Investors search for safe haven  

Escalation in the conflict has pushed commodity prices (crude oil, metals, grains) sky-high, raising fears of political instability in countries highly dependent on imports. Thus U.S. oil prices rose above $115 a barrel for the first time since 2008 as potential supply disruptions from the ongoing geopolitical tensions offset the IEA’s release of 60 million barrels from emergency reserves to ease rising prices. The energy sector logically outperformed the broad market (+9.26% week-over-week). Investors also piled into the most defensive sectors as risk-off sentiment prevailed: utilities (+4.78%), real estate (+1.72%), health care (+1.17%).

On the flip side, financials were hit hard (-4.87%) as U.S. Treasury yields fell sharply. Several other sectors kept the broader market lower. Information technology lost -3.01% despite the slump in U.S. interest rates. Communication services (-2.67%) were weighed by Netflix (-7.44%) and FB Meta-Platforms (-4.95%). Both stocks lost around 40% since the beginning of the year. Consumer discretionary slid -2.63% as the Amazon shares were under major pressure (-5.30%).
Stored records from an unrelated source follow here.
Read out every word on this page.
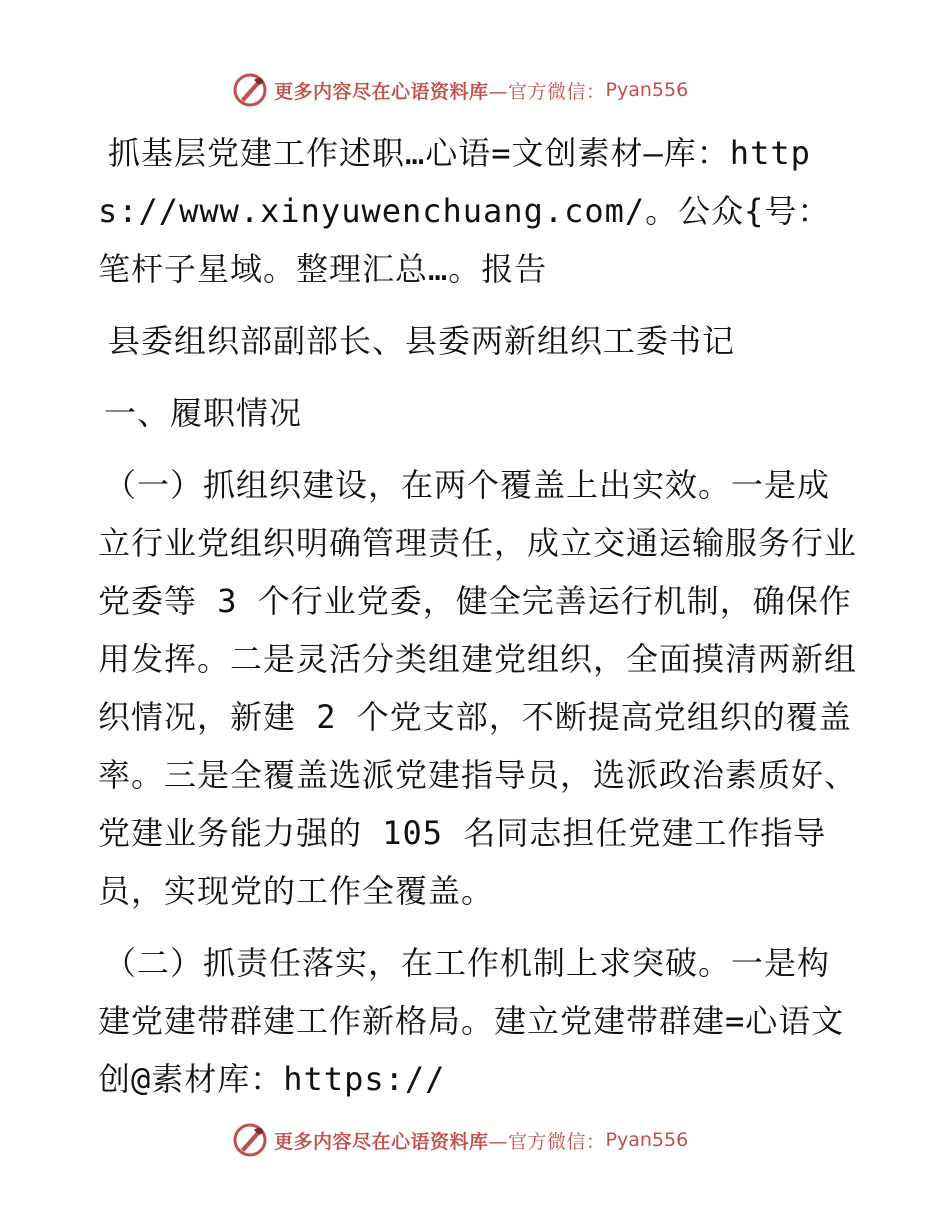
更多内容尽在心语资料库 —官方微信： Pyan556

抓基层党建工作述职…心语=文创素材—库：https://www.xinyuwenchuang.com/。公众{号：笔杆子星域。整理汇总…。报告

县委组织部副部长、县委两新组织工委书记

一、履职情况

（一）抓组织建设，在两个覆盖上出实效。一是成立行业党组织明确管理责任，成立交通运输服务行业党委等 3 个行业党委，健全完善运行机制，确保作用发挥。二是灵活分类组建党组织，全面摸清两新组织情况，新建 2 个党支部，不断提高党组织的覆盖率。三是全覆盖选派党建指导员，选派政治素质好、党建业务能力强的 105 名同志担任党建工作指导员，实现党的工作全覆盖。

（二）抓责任落实，在工作机制上求突破。一是构建党建带群建工作新格局。建立党建带群建=心语文创@素材库：https://

更多内容尽在心语资料库 —官方微信： Pyan556
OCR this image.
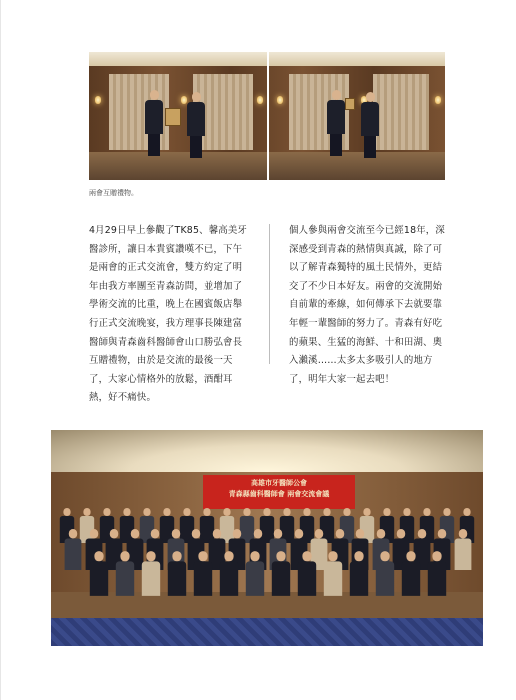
兩會互贈禮物。

4月29日早上參觀了TK85、馨高美牙醫診所，讓日本貴賓讚嘆不已，下午是兩會的正式交流會，雙方約定了明年由我方率團至青森訪問，並增加了學術交流的比重，晚上在國賓飯店舉行正式交流晚宴，我方理事長陳建富醫師與青森齒科醫師會山口勝弘會長互贈禮物，由於是交流的最後一天了，大家心情格外的放鬆，酒酣耳熱，好不痛快。

個人參與兩會交流至今已經18年，深深感受到青森的熱情與真誠，除了可以了解青森獨特的風土民情外，更結交了不少日本好友。兩會的交流開始自前輩的牽線，如何傳承下去就要靠年輕一輩醫師的努力了。青森有好吃的蘋果、生猛的海鮮、十和田湖、奧入瀨溪……太多太多吸引人的地方了，明年大家一起去吧！

高雄市牙醫師公會
青森縣齒科醫師會 兩會交流會議
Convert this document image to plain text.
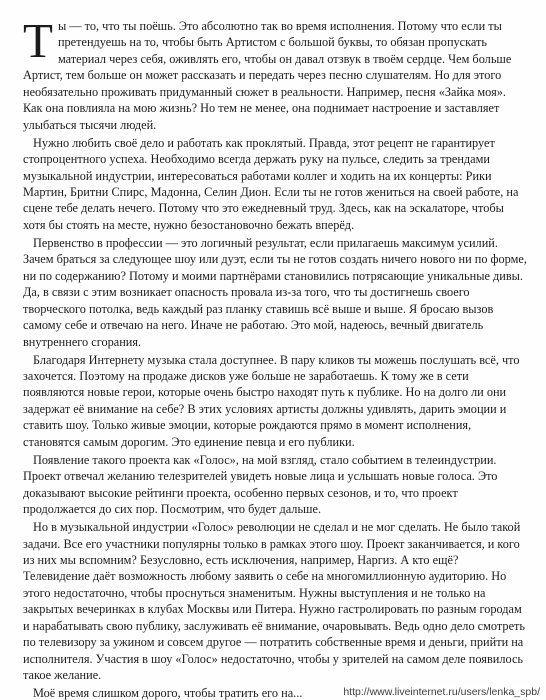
Ты — то, что ты поёшь. Это абсолютно так во время исполнения. Потому что если ты претендуешь на то, чтобы быть Артистом с большой буквы, то обязан пропускать материал через себя, оживлять его, чтобы он давал отзвук в твоём сердце. Чем больше Артист, тем больше он может рассказать и передать через песню слушателям. Но для этого необязательно проживать придуманный сюжет в реальности. Например, песня «Зайка моя». Как она повлияла на мою жизнь? Но тем не менее, она поднимает настроение и заставляет улыбаться тысячи людей.

Нужно любить своё дело и работать как проклятый. Правда, этот рецепт не гарантирует стопроцентного успеха. Необходимо всегда держать руку на пульсе, следить за трендами музыкальной индустрии, интересоваться работами коллег и ходить на их концерты: Рики Мартин, Бритни Спирс, Мадонна, Селин Дион. Если ты не готов жениться на своей работе, на сцене тебе делать нечего. Потому что это ежедневный труд. Здесь, как на эскалаторе, чтобы хотя бы стоять на месте, нужно безостановочно бежать вперёд.

Первенство в профессии — это логичный результат, если прилагаешь максимум усилий. Зачем браться за следующее шоу или дуэт, если ты не готов создать ничего нового ни по форме, ни по содержанию? Потому и моими партнёрами становились потрясающие уникальные дивы. Да, в связи с этим возникает опасность провала из-за того, что ты достигнешь своего творческого потолка, ведь каждый раз планку ставишь всё выше и выше. Я бросаю вызов самому себе и отвечаю на него. Иначе не работаю. Это мой, надеюсь, вечный двигатель внутреннего сгорания.

Благодаря Интернету музыка стала доступнее. В пару кликов ты можешь послушать всё, что захочется. Поэтому на продаже дисков уже больше не заработаешь. К тому же в сети появляются новые герои, которые очень быстро находят путь к публике. Но на долго ли они задержат её внимание на себе? В этих условиях артисты должны удивлять, дарить эмоции и ставить шоу. Только живые эмоции, которые рождаются прямо в момент исполнения, становятся самым дорогим. Это единение певца и его публики.

Появление такого проекта как «Голос», на мой взгляд, стало событием в телеиндустрии. Проект отвечал желанию телезрителей увидеть новые лица и услышать новые голоса. Это доказывают высокие рейтинги проекта, особенно первых сезонов, и то, что проект продолжается до сих пор. Посмотрим, что будет дальше.

Но в музыкальной индустрии «Голос» революции не сделал и не мог сделать. Не было такой задачи. Все его участники популярны только в рамках этого шоу. Проект заканчивается, и кого из них мы вспомним? Безусловно, есть исключения, например, Наргиз. А кто ещё? Телевидение даёт возможность любому заявить о себе на многомиллионную аудиторию. Но этого недостаточно, чтобы проснуться знаменитым. Нужны выступления и не только на закрытых вечеринках в клубах Москвы или Питера. Нужно гастролировать по разным городам и нарабатывать свою публику, заслуживать её внимание, очаровывать. Ведь одно дело смотреть по телевизору за ужином и совсем другое — потратить собственные время и деньги, прийти на исполнителя. Участия в шоу «Голос» недостаточно, чтобы у зрителей на самом деле появилось такое желание.

Моё время слишком дорого, чтобы тратить его на...	http://www.liveinternet.ru/users/lenka_spb/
Flight to liquidity and safety

U.S. government yields tumbled with rising risk aversion. The U.S. 10-year T-note yield fell back to +1.72%. The yield on German 10-year government bonds traded in negative territory (-0.07%), losing 30bps over the week.

U.S. investment-grade corporate bonds snapped their 8-week losing streak (+0.07%) but the trend reversal for this asset class was stronger in Europe (+1.58%). By contrast, the flight-to-quality pushed high yield bond prices lower (-0.53% in Europe and -0.13% in the U.S.). Emerging debt was severely hit (-4.43% in local currencies) by the spike in global commodity prices and the greenback’s ascent (dollar index up 1.97%). The EUR-USD currency pair slid below 1.10 (-4.30% week-over-week).  Elsewhere, gold shined again (+4.31% WTD, spot price at $1,970.70/Oz) as investors are scared by scenes of fear and chaos in Ukraine.